In the end what happened to Twin Cities Runoff was that I was offered a job in something I was interested in, with more security, a steady paycheck and a large amount of creative control. We didn’t get tired of publishing stories, or run out of ideas. (I did, however, run out of money and weren’t ready to take the next fundraising steps to make TCR more sustainable. And writers, checks are coming.) We were teeming with ideas and talent. We all still are; we’re just putting them in other places and making a living.
Writers, launch your own projects. If you have balls, a good product and a lotta luck, maybe they’ll turn into something big, or maybe you’ll get a better job offer. Stop taking classes. Don’t enter contests. Just write, preferably about something beyond your love life or how hard it is to be an adult. Tell the stories in your neighborhood. Ask questions about everything you see, and ask a lot of them out loud. Write nuanced, complex, multi-sourced pitches. Be obnoxious about your sentences.
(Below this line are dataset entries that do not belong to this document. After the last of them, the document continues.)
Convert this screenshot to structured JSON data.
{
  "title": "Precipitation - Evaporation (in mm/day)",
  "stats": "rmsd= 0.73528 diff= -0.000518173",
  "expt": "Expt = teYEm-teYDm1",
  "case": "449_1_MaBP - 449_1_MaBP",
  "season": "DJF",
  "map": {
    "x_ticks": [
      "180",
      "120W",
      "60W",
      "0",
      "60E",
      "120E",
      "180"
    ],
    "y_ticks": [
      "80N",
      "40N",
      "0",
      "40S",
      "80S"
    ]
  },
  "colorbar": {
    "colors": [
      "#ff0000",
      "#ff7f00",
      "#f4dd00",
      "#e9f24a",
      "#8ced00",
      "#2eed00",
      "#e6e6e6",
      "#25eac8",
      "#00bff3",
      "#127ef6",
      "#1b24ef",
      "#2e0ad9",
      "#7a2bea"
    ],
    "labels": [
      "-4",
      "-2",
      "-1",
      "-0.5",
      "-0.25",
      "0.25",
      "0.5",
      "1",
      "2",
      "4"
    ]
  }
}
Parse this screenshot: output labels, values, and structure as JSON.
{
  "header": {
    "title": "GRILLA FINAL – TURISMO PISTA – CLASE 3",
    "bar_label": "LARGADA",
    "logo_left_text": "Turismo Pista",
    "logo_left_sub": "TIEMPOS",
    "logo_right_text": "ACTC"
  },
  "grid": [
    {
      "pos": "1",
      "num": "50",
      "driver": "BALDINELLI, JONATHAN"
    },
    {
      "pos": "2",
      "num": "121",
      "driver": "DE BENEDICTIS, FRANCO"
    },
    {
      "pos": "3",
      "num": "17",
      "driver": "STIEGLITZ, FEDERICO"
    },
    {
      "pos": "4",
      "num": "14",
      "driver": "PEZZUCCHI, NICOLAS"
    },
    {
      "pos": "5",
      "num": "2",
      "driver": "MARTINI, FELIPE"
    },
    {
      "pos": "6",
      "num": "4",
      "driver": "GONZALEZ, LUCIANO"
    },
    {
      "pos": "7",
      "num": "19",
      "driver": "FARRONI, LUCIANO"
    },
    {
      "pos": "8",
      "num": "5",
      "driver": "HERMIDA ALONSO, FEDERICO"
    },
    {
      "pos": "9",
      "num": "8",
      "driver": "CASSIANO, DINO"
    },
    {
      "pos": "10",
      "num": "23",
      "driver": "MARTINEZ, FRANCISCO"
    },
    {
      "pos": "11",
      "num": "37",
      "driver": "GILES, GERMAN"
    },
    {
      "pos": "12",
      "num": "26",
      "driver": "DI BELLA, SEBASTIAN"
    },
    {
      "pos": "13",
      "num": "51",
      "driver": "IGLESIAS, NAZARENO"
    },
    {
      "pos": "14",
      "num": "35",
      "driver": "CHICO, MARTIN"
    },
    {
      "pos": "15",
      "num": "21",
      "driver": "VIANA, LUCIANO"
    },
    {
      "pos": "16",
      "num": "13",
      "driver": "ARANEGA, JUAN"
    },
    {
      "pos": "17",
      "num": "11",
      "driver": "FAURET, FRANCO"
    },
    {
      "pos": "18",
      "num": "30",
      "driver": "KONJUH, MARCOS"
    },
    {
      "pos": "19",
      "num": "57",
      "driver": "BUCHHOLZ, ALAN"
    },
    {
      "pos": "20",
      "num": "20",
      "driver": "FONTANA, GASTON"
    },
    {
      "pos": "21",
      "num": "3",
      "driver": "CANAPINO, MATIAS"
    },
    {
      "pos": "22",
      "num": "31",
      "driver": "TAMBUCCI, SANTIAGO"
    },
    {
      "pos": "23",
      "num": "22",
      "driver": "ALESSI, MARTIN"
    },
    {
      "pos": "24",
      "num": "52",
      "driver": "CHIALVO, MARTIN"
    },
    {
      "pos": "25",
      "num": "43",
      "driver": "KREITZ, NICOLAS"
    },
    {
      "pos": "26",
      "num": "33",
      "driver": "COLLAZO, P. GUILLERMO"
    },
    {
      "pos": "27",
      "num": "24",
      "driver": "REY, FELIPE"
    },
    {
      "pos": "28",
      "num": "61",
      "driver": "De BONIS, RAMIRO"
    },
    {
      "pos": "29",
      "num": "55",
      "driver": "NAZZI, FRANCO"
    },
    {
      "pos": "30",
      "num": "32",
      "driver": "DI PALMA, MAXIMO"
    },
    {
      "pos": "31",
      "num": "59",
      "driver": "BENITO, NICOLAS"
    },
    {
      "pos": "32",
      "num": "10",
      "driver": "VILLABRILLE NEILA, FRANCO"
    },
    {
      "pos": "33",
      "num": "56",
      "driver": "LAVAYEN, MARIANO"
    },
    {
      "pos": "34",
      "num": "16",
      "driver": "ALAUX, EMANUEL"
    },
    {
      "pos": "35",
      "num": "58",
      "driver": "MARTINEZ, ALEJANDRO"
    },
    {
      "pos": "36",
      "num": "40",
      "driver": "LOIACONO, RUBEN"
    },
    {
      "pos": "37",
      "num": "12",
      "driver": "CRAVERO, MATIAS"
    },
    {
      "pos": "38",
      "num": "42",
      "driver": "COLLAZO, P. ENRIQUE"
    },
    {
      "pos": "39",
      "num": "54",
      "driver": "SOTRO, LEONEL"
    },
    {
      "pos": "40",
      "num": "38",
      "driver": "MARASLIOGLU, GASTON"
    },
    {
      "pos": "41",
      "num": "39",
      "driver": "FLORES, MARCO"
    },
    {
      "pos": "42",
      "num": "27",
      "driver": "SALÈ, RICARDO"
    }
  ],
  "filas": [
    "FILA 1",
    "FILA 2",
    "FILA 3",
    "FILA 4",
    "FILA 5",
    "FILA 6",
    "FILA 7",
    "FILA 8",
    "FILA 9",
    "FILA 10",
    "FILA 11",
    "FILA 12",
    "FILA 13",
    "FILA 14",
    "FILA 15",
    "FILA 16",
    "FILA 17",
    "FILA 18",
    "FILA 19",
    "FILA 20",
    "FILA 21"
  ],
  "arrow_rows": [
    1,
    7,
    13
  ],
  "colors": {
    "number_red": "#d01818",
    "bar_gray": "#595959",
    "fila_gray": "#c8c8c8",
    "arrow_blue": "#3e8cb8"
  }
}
Keep your eyes open, and don’t write for free. If an editorial staff is seeking submissions, ask whether they pay their writers. It’s important that they say yes. It’s important that writers and editors and organizers get compensated for the work they do. The systems that allow writers to make a living writing will only stay sustainable if you, as writers and readers, force them to, so subscribe to publications you like, and donate the amounts that you’re able to donate to the nonprofit ones.
I hope that everyone who worked with us winds up amazingly employed–lots of our volunteers and writers are already! — because they are truly the best in the Cities. Any name attached to this website I’d recommend in a heartbeat.
And in the meantime: please support your local writing and arts institutions–particularly the ones that make an effort to pay their writers a fair wage.
And read the archives.
We did a great thing, and I sincerely wish it had lasted longer. It’s not you, it’s me. One day we’ll do everything we want to do, and we’re already halfway there.